Catania, Toscano: “Atteggiamento giusto. Ora pensiamo all’Ascoli”
La soddisfazione per il passaggio del turno, ma anche l’analisi lucida di una gara che il Catania avrebbe potuto chiudere prima. Nel dopo partita di Catania-Lecco, mister Toscano ha analizzato a caldo il 3-3 del Massimino che vale la semifinale playoff.
“La squadra poteva chiuderla prima – ha ammesso l’allenatore rossazzurro –. Forse nel secondo tempo siamo partiti meglio che nel primo, ma dopo il gol del pareggio abbiamo mollato un po’ la presa”.
Nonostante il calo di tensione, Toscano salva l’atteggiamento dei suoi: “La cosa che mi è piaciuta di più è stata la lucidità. Non abbiamo perso consapevolezza e abbiamo continuato a pressare in avanti. Ricordiamoci che giocavamo contro una squadra difficile, per me la più forte del girone A”.
Un pensiero anche al pubblico del Massimino, tornato a riempire lo stadio: “Vedere lo stadio pieno era un mio sogno e oggi l’ho visto. Voglio fare i complimenti a tutta la gente che ci ha spinto e spero che lo faccia anche nel prossimo turno”.
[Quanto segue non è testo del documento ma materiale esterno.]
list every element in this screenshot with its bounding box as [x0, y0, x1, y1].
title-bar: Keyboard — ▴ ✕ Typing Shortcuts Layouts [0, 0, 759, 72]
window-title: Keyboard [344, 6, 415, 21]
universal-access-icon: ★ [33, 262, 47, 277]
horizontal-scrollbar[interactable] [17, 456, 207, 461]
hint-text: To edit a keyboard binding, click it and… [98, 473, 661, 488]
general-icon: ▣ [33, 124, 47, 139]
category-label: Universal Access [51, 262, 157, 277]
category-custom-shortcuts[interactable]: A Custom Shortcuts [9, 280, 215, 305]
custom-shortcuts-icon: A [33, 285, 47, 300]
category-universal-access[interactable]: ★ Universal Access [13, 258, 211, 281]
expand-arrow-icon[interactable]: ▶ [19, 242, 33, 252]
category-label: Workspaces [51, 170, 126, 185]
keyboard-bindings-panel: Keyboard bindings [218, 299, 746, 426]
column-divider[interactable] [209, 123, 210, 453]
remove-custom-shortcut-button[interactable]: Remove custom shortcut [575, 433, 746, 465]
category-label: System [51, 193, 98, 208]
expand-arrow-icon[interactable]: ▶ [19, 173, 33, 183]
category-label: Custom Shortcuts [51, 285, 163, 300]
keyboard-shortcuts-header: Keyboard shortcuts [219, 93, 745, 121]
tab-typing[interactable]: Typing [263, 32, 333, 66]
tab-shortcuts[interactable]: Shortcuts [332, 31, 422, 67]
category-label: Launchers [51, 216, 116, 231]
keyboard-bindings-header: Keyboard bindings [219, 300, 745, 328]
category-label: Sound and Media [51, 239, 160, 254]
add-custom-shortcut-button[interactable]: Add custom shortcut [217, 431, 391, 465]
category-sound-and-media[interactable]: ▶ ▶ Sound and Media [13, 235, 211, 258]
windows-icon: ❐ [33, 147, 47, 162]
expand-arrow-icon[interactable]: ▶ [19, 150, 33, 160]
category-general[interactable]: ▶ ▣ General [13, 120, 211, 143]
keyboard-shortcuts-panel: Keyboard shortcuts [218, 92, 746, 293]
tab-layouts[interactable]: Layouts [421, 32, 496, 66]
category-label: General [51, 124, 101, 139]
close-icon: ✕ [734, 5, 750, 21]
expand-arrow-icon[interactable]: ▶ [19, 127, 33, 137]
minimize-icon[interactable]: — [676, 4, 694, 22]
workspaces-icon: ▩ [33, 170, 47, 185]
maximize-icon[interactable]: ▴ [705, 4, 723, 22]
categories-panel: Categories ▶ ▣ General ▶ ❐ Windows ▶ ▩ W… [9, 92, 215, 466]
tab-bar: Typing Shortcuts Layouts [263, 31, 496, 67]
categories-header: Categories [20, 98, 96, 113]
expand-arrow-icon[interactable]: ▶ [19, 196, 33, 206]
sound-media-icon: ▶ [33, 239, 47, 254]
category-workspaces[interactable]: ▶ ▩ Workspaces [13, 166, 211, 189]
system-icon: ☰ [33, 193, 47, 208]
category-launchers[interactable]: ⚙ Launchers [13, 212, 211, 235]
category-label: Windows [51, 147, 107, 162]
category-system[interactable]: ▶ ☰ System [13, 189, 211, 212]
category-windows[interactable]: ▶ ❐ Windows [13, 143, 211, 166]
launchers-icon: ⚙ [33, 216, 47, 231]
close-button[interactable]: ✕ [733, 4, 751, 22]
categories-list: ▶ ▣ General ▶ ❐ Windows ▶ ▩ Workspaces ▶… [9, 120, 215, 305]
L’allenatore ha poi rivendicato il lavoro fatto nelle settimane precedenti ai playoff: “Prima avevamo perso il filo, c’erano diverse cose da sistemare. Le abbiamo sistemate, con la consapevolezza di essere anche più forti di prima in termini di compattezza di squadra. I playoff sono così: non puoi mollare un secondo, devi restare concentrato mentalmente, e oggi i ragazzi lo erano”.
Sullo sprint finale del Lecco, Toscano non si sorprende: “Sapevo che avrebbero fatto una partita così. Negli ultimi 10 minuti hanno messo quattro attaccanti, è normale soffrire. Ma devi essere bravo a gestire anche quei momenti. Noi dovevamo chiuderla prima”.
Chiusura dedicata ai singoli e alle critiche ricevute da alcuni giocatori dopo l’andata: “Le critiche a Cicerelli e Bruzzaniti dopo Lecco non mi sono piaciute. Io so cosa mi possono dare i ragazzi. In quel momento hanno dato il massimo su un campo difficile, in sintetico, dove non erano abituati a giocare. Oggi, in condizioni migliori, appena li ho chiamati in causa hanno fatto una partita di livello. Ho fiducia in loro e loro lo sanno. Sono tornato anche per questo, per vincere insieme a loro”.
Ora testa all’Ascoli, avversario della semifinale: “Dobbiamo recuperare e riposare bene, pensando già alla prossima. Sulle assenze speriamo che lo staff medico ci dia qualche buona notizia per avere più scelte tra i convocati”.